Closed pokecheater closed 6 months ago
I had a look into the german dictionary and indeed country names are missing. But funny part is that türkisch (turkish) for example exist. I tested also Polen (poland) and Indien (India). It is the same: country names are not inside the dictionary.
Another error i noticed is that for example the word "Tieren" means animals becomes to tiefen (deep). And the word fuer should become für in my opinion (fuer is not really wrong since this is the workaround writing case when the ü letter is missing).
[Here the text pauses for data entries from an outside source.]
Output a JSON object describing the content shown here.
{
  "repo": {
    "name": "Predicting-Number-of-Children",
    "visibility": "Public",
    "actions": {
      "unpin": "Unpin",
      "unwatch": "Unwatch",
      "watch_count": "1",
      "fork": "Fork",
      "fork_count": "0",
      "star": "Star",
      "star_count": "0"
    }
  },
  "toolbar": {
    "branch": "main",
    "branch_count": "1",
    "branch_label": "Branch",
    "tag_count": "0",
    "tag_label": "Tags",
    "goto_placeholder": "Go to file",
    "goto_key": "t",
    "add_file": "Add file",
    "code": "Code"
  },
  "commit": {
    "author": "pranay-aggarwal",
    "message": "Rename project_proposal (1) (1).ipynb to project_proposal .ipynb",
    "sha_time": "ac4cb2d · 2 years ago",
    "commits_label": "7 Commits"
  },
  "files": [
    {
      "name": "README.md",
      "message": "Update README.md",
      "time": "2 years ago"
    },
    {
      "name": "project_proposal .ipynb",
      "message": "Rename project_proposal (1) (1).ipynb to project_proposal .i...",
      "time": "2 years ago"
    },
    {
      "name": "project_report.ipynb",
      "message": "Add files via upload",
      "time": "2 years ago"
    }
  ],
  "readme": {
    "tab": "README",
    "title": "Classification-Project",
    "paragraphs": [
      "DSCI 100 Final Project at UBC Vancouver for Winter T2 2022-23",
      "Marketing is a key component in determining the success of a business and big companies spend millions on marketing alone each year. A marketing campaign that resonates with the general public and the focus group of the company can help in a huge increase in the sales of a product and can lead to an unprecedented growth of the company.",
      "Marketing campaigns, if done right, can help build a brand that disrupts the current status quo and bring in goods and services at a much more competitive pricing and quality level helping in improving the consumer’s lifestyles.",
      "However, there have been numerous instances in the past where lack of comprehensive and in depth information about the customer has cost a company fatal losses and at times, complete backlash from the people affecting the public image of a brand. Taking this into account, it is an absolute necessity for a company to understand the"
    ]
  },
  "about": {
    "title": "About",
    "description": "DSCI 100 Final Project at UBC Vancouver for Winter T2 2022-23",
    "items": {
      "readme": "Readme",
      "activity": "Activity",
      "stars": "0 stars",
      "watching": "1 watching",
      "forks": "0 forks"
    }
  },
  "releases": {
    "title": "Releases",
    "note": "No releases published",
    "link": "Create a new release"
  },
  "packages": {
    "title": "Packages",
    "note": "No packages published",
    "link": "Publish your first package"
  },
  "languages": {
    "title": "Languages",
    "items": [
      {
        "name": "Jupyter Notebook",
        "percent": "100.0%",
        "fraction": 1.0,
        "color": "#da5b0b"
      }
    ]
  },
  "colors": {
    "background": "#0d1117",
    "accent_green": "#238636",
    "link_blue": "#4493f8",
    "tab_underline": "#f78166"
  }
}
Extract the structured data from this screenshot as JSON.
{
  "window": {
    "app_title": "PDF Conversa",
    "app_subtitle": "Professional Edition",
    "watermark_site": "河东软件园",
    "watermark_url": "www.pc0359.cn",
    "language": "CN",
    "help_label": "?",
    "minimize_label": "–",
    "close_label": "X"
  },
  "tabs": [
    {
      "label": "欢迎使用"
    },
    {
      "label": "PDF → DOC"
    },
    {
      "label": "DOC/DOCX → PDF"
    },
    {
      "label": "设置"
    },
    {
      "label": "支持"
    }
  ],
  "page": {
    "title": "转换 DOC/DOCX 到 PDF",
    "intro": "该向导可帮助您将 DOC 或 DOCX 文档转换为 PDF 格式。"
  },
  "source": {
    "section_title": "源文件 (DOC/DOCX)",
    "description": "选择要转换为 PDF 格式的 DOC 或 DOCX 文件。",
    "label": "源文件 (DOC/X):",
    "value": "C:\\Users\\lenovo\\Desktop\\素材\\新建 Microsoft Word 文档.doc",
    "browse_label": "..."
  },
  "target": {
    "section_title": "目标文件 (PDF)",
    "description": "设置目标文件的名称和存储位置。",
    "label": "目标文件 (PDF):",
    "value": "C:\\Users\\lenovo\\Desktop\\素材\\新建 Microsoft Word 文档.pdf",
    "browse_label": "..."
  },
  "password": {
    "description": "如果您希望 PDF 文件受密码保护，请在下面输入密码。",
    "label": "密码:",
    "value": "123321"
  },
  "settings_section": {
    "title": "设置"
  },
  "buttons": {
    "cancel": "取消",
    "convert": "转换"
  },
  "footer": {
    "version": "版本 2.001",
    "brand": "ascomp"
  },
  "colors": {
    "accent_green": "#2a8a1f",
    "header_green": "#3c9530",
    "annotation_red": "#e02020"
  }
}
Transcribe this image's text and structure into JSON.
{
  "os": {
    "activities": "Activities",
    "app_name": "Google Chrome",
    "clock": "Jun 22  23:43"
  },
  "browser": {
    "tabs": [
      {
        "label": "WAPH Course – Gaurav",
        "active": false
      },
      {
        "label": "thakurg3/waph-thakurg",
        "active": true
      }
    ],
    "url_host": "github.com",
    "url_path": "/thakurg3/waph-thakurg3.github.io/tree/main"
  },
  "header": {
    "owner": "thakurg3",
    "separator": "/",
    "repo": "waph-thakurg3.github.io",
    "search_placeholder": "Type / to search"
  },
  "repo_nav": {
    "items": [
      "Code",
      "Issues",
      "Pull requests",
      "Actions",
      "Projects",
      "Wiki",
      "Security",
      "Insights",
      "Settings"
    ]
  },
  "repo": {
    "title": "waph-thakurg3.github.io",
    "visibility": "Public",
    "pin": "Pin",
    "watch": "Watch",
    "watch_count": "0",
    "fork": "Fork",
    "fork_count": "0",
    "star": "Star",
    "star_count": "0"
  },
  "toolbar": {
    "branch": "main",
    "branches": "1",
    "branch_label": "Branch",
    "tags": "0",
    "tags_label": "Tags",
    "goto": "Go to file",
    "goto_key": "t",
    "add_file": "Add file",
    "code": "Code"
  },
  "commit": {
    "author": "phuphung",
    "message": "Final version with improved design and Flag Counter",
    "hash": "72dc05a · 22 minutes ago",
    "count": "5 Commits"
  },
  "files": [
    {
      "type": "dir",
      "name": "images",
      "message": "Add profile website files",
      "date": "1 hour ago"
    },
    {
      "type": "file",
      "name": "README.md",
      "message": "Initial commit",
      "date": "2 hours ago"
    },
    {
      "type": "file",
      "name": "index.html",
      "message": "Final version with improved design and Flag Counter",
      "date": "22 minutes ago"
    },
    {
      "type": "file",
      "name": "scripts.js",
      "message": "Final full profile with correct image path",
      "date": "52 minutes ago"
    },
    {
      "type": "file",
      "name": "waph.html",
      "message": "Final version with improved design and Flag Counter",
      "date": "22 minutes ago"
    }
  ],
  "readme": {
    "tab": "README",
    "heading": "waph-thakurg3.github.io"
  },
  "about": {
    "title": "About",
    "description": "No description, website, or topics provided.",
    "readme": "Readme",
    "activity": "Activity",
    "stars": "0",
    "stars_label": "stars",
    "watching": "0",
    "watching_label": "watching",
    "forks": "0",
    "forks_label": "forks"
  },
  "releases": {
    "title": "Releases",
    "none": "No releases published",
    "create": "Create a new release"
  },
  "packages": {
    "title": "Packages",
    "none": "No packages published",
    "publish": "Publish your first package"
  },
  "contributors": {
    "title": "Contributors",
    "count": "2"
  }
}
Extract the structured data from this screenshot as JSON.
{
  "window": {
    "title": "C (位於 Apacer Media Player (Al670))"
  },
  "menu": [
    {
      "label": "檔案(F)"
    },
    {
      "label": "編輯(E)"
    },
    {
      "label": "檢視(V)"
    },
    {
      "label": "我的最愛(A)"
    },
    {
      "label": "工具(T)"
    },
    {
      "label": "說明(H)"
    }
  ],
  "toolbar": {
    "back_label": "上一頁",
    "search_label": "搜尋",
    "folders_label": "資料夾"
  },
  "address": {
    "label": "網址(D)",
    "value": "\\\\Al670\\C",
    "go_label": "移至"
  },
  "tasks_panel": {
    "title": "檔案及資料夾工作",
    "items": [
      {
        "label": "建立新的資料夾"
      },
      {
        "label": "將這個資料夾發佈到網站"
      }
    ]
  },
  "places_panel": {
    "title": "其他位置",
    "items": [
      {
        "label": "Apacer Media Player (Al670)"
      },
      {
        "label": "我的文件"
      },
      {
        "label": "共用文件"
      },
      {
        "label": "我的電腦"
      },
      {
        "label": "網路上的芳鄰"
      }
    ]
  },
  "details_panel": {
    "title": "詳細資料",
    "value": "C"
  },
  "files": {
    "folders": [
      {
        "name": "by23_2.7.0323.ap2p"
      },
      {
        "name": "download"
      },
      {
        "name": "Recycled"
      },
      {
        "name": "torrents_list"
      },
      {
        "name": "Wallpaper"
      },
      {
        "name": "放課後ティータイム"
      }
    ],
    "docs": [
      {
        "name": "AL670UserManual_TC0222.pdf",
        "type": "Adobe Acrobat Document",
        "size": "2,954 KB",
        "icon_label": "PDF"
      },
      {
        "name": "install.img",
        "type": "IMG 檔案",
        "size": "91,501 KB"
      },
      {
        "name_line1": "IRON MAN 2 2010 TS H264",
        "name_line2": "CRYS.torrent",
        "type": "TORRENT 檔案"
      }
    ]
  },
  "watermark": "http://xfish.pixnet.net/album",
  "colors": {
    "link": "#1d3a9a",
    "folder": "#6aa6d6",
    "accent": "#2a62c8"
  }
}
sag das mal den Milliarden Tieren die fuer Fleisch getötet werden sag das mal den Milliarden tiefen die fuer Fleisch getötet werden
Thank you for this information. I am not a German speaker, so this is very helpful. The data used to build the word frequencies is from the OpenSubtitles project so these issues generate from there.
Any help maintaining and updating the languages would be much appreciated. The easiest method is to look in the scripts folder where you can see how the dictionaries are generated. There are a few files that can be used to ensure that certain words are removed, and others to ensure that missing words are added.
A Pull Request updating the excluded
and included
txt files would make the next build of the dictionaries reflect these changes. There may also be some code that could be written in the scripts/build_dictionary.py
(likely in the clean_german()
function) that could make this more automatic. For example, if ü -> ue
often, perhaps finding all instances where that is the only difference in the word would make it easier to exclude those that have the ue
spelling. Not sure if that is true or not, but something like that to find common errors could be useful.
Thanks!
Correction of Türkei (turkey) becomes to Türme (towers) for example. I think proper country names are missing.